Azerbaycan'la ilgili böyle bir şey olduğu iddia edildi. Hatta zamanın başbakanı Süleyman Demirel'in Haydar Aliyev'in ikaz ettiği söylendi. Bunlar bizim için karanlık ama muhtemel ki böyle bir şey olmuştur. Ama hangi gerekçeyle yapılmış olursa olsun bunu Turancı bir mazisi olmayanlar yapmıştır. Biz, dilde, fikirde, işte birlik peşinde koştuk. Yoksa bir bayrak altında toplamak değil. "Yedi devlet, tek millet" diye ifade ediyor birileri bunu. Aslında bu Avrupa Birliği'nden daha gerçekçi.

- İster misiniz AB'ye girmeyi?

Ben istemem ama işin ilginç tarafı onlar da istemiyor. Ama kültürel birlikleri olanları hemen alıyorlar. Biz de giremeyeceğimizi bildiğimiz halde taviz veriyoruz.

"RIZA KAPLAN'I BUGÜN GÖRSEM ÖZÜR DİLERİM"

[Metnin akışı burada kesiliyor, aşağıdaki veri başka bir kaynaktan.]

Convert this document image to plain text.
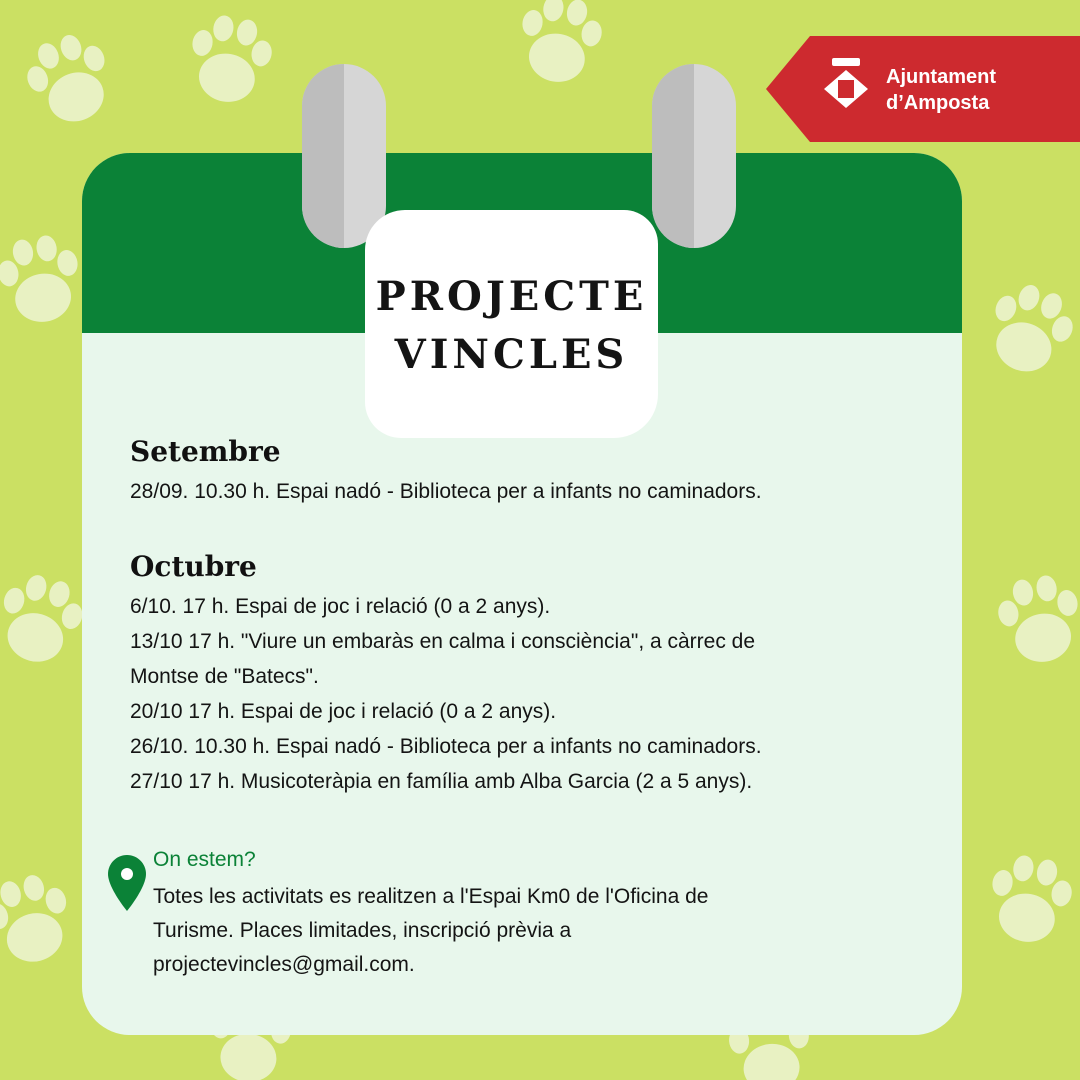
Ajuntament
d’Amposta
PROJECTE
VINCLES
Setembre
28/09. 10.30 h. Espai nadó - Biblioteca per a infants no caminadors.
Octubre
6/10. 17 h. Espai de joc i relació (0 a 2 anys).
13/10 17 h. "Viure un embaràs en calma i consciència", a càrrec de
Montse de "Batecs".
20/10 17 h. Espai de joc i relació (0 a 2 anys).
26/10. 10.30 h. Espai nadó - Biblioteca per a infants no caminadors.
27/10 17 h. Musicoteràpia en família amb Alba Garcia (2 a 5 anys).
On estem?
Totes les activitats es realitzen a l'Espai Km0 de l'Oficina de
Turisme. Places limitades, inscripció prèvia a
projectevincles@gmail.com.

Bir çocuk gelmişti, Rıza Kaplan galiba. Çocuk sol grubun içinde değildi, yeni gelmişti. Biraz da cüsseli bir çocuktu. Solcular geldiği zaman grup halinde onlara katıldı. Sivaslı bir çocuktu. Daha sonra biz bunları attık okuldan. O zamanın tabiriyle okulu kurtardık. Ertesi gün baktık çocuk hiçbir şey yokmuş gibi geldi; bilmediğinden. Ben de "Bunu getirin" dedim. O zaman ocak başkanıyım. "Sen niye katılıyorsun bunların arasına?" dedim. "Katılırım tabii, ben solcuyum" dedi. Ben de bunu dövdüm. Çenesi kırılmış ve daha sonra 35 gün hastanede yatmış, dişinin birini çekip oradan süt vermişler ve çok fakir bir çocukmuş. Bunu öğrendiğimde çok üzüldüm. Haber gönderdim "Gelsin bir konuşalım" dedim. "Bilmeden gittim diyebilirdin sen böyle söyleyince ben de sinirlendim" dedim. "Çok pişmanım bilmiyordum" dedi. "O zaman sen okula gel, derslerine gir, bir şey olursa benim söylediğimi söyle, ben de arkadaşları tembihleyeceğim" dedim. Gerçi çocuk solcuymuş, onlara katılmaktan pişmanlık duymamış ama bilinçli değil. Onu ne zaman hatırlasam pişmanlık duyarım. Bugün bile görsem özür dilerim kendisinden.

"O GÜNLERİ, ARKADAŞLARIMIZI HÂL ÇOK ÖZLÜYORUM"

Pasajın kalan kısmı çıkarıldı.